Apa yang terjadi selanjutnya biarlah terjadi. Untuk beli semen, batako, batu rejeng dan juga ongkos tukang pada dua minggu setelahnya dana sudah habis. Tukang cuma satu dan asistennya juga satu. Hanya dua tenaga kerja yang kami gunakan. Setelah dua minggu, bentuk rumah sudah terlihat. Belum apa-apa sebenarnya tapi itu membuat kami berdua semangat untuk terus melanjutkan.
Mengencangkan ikat pinggang benar-benat kami jalankan. Kami saling menguatkan, jika tidak ada uang di dompet kami hanya tertawa saja. Tertawa kecut bercampur sedih.
Kami muter otak ke mana bisa mendapatkan beras untuk besok hari. Ah, orangtua punya radar lebih tajam jika anaknya dalam kondisi kekurangan. Dengan alasan nyangoni putune dengan nominal yang lumayan. terkadang itu yang kami gunakan untuk membeli kebutuhan dasar: karbohidrat.
Dengan susah payah, bangunan tersebut menjulang setelah 4 bulan. Tukang dan kuli bangunan tidak mau berhenti walau kami tidak punya ongkos membayarnya. Mereka cukup yakin bahwa kami berdua tidak akan lalai membayar mereka.
Pada akhirnya kami harus berusaha untuk mendapatkan uang. Dan anehnya kami dapatkan untuk membayar tukang walau telat, tapi telat yang bisa ditoleransi. Mulai dapat arisan dari masjid, dapat insentif dari kantor dan sumber lain yang seolah mendukung.

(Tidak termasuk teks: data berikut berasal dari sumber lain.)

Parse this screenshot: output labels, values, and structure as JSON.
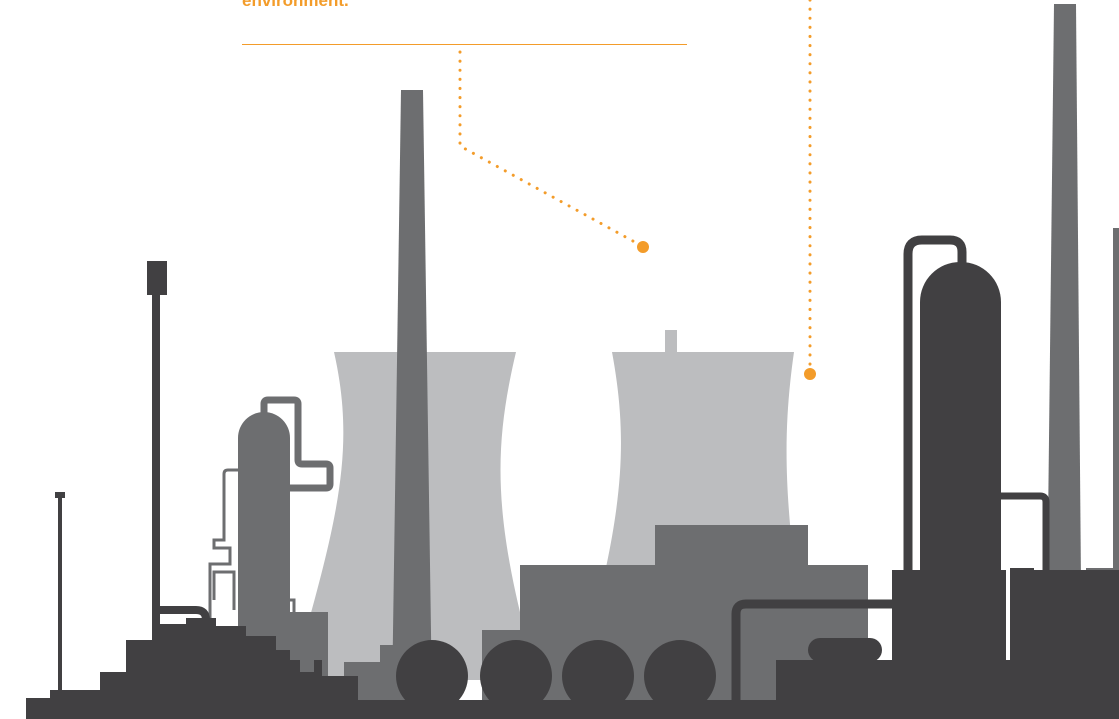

Saat pemasangan tembok batako--bukan bata merah biar hemat--sudah selesai, tahap selanjutnya adalah memasang kayu reng. Kami sudah mengibarkan bendera putih untuk sementara. Tapi Mbah Sri--nenek dari Istri--tiba-tiba menyuruh menebang pohon besar yang bisa kami gunakan untuk membuat reng.
Kayu bayur setinggi 25an meter. Itu gratis, tapi ongkos penebang harus kami yang tanggung. Kami semakin semangat. Pelan namun pasti rumah mewujud. Tidak hanya di angan-angan tapi dalam kenyataan. Saat pulang kerja, atau saat hari minggu kami datangi rumah itu, kami elus temboknya yang masih kasar. Ada rasa kebanggaan di hati.
Ingin Rumah yang Sejuk
Dari awal konsep rumah yang ingin kami bangun adalah sejuk udaranya. Maka yang pertama saya lakukan adalah menanami sekitar bangunan dengan pepohonan. Sebanyak banyaknya. Jika banyak pohon udara akan adem dan rumah juga adem. Sederhana itu. Banyak tumbuhan berarti adem.
Pada 26 Desember 2015, saya memutuskan pindahan dengan istri. Kondisi rumah masih belum jadi. Intinya sederhana, tidak kehujanan dan tidak kepanasan. Bahkan untuk WC pun juga belum jadi saat kami pindah. Karena memang belum dibuat.